There are many precedents. New Directions offer Bolano, Bulgakov, Gogol, etc, in a slim A-format minimalist-designed series titled Pearls. Melville House offer novellas by Chekhov, Maupassant, Kate Chopin, etc, in a wide A-format. OUP offer more than 700 books in their excellent A-format Very Short Introductions series (one of best publishing projects in recent decades; titles range from Abolitionism to Zionism and include Terry Eagleton on ‘The Meaning of Life’). Among the most desirable A-formats – both for their content and because they are now scarce – are the Cape Editions published in the late 1960s and edited by Nathaniel Tarn; below is a handful from my shelves:


No one is reinventing the wheel here. But these are good wheels. Buy while stocks last. Read within one month of opening. Serve chilled.

Sunday 10 July 2022

How many books in a caravan?


Roy Watkins’ Simple Annals is on the shortlist of three for the PEN Ackerley Prize, which is wonderful news. David Wheatley’s Stretto, published in June, is reviewed in the current issue of the Literary Review: Adorno and Walter Benjamin are invoked but happily the text is ‘leavened … with moments of properly Beckettian bathos.’

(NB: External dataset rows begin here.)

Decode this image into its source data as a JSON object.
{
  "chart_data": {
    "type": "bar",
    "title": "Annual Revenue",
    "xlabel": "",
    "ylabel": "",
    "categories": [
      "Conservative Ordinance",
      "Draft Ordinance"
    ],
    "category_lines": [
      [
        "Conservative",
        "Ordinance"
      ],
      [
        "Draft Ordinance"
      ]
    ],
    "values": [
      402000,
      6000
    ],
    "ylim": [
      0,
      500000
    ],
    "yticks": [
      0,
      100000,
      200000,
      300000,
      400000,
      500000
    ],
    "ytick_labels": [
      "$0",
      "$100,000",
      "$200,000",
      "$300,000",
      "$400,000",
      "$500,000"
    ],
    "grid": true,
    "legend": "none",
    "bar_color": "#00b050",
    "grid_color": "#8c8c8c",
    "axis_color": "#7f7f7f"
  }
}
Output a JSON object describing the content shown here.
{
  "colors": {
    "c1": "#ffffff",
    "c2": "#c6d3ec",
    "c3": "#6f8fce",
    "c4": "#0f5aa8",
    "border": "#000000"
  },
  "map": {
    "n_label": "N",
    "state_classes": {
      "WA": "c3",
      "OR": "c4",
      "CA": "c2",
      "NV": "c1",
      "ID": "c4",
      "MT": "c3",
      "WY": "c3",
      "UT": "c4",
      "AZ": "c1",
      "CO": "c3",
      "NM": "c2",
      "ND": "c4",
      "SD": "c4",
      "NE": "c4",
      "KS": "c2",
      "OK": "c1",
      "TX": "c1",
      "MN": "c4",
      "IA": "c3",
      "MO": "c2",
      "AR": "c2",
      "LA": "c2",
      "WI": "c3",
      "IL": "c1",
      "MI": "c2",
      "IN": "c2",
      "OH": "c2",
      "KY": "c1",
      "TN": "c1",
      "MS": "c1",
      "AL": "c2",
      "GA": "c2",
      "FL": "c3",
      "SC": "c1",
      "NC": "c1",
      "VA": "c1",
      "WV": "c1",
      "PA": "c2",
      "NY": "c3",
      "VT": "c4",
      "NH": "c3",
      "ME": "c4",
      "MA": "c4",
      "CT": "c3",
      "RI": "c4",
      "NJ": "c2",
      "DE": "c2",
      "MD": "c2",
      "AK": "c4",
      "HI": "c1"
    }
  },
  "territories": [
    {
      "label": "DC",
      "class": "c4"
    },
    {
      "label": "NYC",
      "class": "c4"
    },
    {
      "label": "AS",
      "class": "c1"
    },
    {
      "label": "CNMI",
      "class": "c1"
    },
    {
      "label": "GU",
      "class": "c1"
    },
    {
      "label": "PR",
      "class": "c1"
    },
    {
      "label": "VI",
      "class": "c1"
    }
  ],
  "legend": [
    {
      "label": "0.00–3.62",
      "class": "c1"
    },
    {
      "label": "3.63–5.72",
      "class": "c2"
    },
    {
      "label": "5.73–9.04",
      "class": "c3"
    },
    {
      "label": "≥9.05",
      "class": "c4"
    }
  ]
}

I’ve been on holiday (a proper one, with beaches and sunburn and platefuls of fish) and I need more space. Poor sales through the distributor during Covid lockdowns have helped to trigger a formula – relating sales of a given title over the past 3 years to the amount of copies in stock – according to which the distributor is (rightly) entitled to charge storage. Stock reduction at the distributor’s warehouse means the arrival of a van at my front door with boxes and boxes (I’ve lost count) of books. One way to solve the resulting space problem would be to build an aircraft hangar in my back garden. Or I could buy a caravan and ask a friend to let me park it in his driveway. Or – I’m trying to be realistic here – I could sell more books through the website. I commend to you, again, the Season Ticket button on the website home page: 10 books of your own choice over 10 weeks for £70, free postage. (That’s a saving of at least 25% on each title, I think; if you include Agota Kristof’s Trilogy, you’re saving 50% on the cover price of that book alone.

Two September titles – Caroline Clark, Own Sweet Time and me, 99 Interruptions – are up on the website for pre-order. They are short and small and £8.99 each may seem a bit steep but let me tell you (another time) about hikes in printing costs. If you include them in your Season Ticket choices, of course, you get them for £7 each. These books and Kristof’s The Illiterate are a new, white-cover look; I’ll write more about this later.